Eduardo Franco, a senior editor at eLife and cancer epidemiologist at McGill University in Montreal, told Nature that Eisen’s “passion for making eLife a force in the preprint-review model was admirable. Occasionally, his behaviour would deviate from the usual gravitas expected from an editor-in-chief”. The informality of social media combined with the tension of current geopolitical events creates “the conditions for a perfect storm”, Franco says.
Extramural activities
It is not unprecedented for academics to be fired over ‘extramural speech’ — comments made outside of work. These cases usually hinge on extremely inflammatory statements, says Sophia McClennen, founding director of Pennsylvania State University’s Center for Global Studies in University Park.
In one prominent case in 2014, Steven Salaita, a scholar of Native American issues who is of Jordanian and Palestinian descent, had a job offer at the University of Illinois revoked because of a series of tweets violently critical of Israel’s bombardment of Gaza in 2014. Salaita sued the university for breach of contract and violation of his free speech; in 2015 the university paid a $875,000 settlement while admitting no wrongdoing.
The protest letter in support of Eisen expresses the view that there are some good reasons for removing a leader from their role because of problematic public statements, including those that express views “antithetical to the value or mission of the organization”, that suggest ignorance on matters key to the job, are explicitly disrespectful to colleagues or are hate speech. The protest letter says that Eisen’s posts on X do not fall into such categories.
Following up on X on 14 October, after he promoted the Onion article, Eisen said that “Every sane person on Earth is horrified and traumatized by what Hamas did and wants it to never happen again. All the more so as a Jew with Israeli family. But I am also horrified by the collective punishment already being meted out on Gazans, and the worse that is about to come.” On 7 October, Hamas, an Islamist organization that governs the Gaza Strip and has been designated a terrorist group by some countries, launched attacks killing more than 1,400 people and kidnapping more than 200, according to Israeli officials. Israel declared war soon after and has been bombarding Gaza, where Hamas is hiding. More than 5,500 Palestinians have been killed, according to the health ministry in Gaza.

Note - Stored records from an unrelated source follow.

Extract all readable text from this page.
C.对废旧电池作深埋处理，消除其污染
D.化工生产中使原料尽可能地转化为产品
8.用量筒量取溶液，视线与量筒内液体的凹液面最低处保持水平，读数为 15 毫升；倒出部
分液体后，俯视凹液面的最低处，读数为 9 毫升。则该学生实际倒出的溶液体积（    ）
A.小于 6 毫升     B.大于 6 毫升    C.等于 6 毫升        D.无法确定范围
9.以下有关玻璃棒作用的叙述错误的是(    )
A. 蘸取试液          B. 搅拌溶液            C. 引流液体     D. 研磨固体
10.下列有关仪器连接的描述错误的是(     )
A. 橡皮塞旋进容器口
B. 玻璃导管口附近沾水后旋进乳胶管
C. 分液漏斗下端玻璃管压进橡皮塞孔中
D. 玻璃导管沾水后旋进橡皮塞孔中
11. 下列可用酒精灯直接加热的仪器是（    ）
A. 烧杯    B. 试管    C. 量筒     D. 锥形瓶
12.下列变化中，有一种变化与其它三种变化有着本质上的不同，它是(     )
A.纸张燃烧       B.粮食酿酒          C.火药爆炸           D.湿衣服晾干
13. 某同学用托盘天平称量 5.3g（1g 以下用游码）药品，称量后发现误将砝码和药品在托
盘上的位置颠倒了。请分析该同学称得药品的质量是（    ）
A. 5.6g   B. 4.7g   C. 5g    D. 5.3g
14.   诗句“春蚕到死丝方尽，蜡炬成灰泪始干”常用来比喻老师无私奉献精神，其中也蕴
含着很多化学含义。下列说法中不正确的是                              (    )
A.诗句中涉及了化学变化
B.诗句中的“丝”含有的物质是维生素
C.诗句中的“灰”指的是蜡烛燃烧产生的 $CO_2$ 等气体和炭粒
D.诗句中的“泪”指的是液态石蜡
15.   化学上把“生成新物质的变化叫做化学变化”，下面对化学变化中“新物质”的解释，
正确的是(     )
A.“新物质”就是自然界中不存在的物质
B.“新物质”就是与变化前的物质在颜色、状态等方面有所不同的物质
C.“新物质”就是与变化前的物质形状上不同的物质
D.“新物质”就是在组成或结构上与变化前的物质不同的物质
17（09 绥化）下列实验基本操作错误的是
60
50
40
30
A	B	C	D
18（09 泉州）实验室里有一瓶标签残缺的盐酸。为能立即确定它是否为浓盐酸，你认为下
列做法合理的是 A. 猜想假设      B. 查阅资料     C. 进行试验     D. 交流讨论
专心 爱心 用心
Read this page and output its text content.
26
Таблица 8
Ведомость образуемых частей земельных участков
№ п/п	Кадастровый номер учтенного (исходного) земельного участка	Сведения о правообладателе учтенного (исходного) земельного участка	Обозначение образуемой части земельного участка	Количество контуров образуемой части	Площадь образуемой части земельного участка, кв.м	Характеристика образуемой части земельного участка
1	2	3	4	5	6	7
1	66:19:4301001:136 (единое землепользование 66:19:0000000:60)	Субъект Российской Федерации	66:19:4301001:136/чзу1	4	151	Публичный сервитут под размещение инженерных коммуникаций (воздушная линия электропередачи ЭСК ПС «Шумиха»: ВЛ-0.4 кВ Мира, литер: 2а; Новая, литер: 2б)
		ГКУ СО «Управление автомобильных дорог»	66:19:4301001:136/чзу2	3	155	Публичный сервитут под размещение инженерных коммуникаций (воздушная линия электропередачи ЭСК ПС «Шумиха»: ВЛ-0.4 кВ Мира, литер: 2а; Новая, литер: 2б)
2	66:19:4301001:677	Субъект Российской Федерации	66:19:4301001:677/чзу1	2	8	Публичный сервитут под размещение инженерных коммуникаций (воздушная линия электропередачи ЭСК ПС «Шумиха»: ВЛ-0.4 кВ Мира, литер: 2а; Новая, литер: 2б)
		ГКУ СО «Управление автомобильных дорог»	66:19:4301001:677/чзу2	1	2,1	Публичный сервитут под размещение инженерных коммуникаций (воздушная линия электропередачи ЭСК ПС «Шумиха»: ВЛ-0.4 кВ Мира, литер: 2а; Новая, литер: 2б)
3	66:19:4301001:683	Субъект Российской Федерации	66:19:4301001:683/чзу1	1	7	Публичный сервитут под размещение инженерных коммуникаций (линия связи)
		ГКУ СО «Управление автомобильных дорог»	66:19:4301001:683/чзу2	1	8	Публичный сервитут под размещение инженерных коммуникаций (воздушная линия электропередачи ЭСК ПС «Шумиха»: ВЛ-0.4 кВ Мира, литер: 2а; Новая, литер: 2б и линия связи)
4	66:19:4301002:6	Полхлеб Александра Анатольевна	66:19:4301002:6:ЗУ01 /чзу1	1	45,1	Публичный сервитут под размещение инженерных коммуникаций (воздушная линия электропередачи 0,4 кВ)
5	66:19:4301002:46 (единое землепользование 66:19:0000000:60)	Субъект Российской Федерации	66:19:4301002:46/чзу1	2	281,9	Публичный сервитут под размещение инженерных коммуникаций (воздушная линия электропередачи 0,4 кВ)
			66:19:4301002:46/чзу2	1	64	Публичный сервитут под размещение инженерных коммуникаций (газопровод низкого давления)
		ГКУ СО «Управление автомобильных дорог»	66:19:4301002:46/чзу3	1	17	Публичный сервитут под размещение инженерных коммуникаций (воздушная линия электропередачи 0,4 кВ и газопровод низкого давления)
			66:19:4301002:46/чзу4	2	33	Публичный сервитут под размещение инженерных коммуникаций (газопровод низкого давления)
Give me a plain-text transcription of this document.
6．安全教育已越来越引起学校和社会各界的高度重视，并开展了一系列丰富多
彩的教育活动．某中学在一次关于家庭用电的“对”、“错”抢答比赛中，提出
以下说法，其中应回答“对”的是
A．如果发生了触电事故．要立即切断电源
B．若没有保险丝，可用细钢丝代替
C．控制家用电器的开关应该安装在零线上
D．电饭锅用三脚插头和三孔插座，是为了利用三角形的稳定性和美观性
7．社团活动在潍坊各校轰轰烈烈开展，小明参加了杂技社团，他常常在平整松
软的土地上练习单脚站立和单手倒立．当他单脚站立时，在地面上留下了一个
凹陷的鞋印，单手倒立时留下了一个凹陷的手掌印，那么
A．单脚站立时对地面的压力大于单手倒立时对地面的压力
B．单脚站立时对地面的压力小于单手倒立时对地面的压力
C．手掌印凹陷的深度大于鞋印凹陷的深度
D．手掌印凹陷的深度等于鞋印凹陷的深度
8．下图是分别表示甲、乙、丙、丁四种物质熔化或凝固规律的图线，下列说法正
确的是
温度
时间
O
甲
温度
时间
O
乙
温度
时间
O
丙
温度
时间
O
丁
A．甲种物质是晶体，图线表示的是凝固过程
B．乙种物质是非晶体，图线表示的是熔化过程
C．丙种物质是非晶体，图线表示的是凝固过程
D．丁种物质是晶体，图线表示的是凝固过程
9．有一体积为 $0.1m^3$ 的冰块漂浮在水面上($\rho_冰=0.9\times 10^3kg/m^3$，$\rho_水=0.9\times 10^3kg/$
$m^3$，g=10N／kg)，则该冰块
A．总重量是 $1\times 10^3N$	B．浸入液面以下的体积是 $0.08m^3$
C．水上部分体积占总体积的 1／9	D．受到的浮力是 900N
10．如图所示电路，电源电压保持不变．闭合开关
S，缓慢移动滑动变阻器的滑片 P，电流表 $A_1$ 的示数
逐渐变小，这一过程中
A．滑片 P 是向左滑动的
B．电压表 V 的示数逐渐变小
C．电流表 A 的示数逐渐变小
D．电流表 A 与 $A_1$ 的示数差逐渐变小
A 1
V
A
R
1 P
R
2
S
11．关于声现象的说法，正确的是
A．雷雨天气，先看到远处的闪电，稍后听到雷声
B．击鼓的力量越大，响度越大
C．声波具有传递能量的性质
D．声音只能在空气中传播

Some responders on X expressed surprise that anyone would find Eisen’s statements controversial, while others were deeply offended on behalf of Israelis who have suffered in the recent violence. Ehud Cohen, a molecular biologist at the Hebrew University of Jerusalem, posted on X: “I will not review and will not publish in eLife as long as you are the EIC.”
McClennen says it can sometimes be hard to evaluate whether there are legitimate reputational costs for an organization due to an employee’s extramural speech. “That can be a grey area,” she says. But, if Eisen’s firing was based on the posts on X earlier this week, then she thinks it was “inappropriate”.